Secara umum, ia sangat yakin dengan kedalaman skuad yang dimiliki saat ini. Peluang untuk berbicara banyak pun terbuka lebar.
“Jika para pemain mbisa melakukan itu maka saya pikir apa pun bisa terjadi. Kami cukup berani untuk memimpikannya, kami bisa cukup berani untuk mencobanya.”
Meski begitu, para kontestan nanti akan menghadapi tantangan yang tak bisa dianggap remeh dari kondisi panas ekstrem.
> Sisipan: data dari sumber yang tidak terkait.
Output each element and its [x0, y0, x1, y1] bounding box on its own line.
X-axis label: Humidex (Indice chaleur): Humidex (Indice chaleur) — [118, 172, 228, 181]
Sejumlah negara sudah mempersiapkan strategi di antaranya dengan mengamankan para pemain cadangan di tempat tertutup demi menjaga kondisi fisik mereka.
“Jika ini yang membantu kami nanti dalam pertandingan ketika mereka masuk, kami harus mempertimbangkannya sebagai kemungkinan.”
Ia menilai pilihan tersebut merupakan bagian penting untuk mencegah terjadinya risiko yang lebih besar.
“Tidak ada yang suka cara itu, karena saya ingin para pemain berada di luar untuk merasakan energi dan memberi kami energi dari bangku ke lapangan.”
Hal seperti ini sudah terjadi saat perhelatan Piala Dunia Antarklub 2025 yang digelar di tempat yang sama.
“Namun, saya melihat para pemain melakukan hal ini di Club World Cup. Semoga kami bisa menghindarinya. Selalu lebih baik ketika mereka bisa bersama kami di luar.”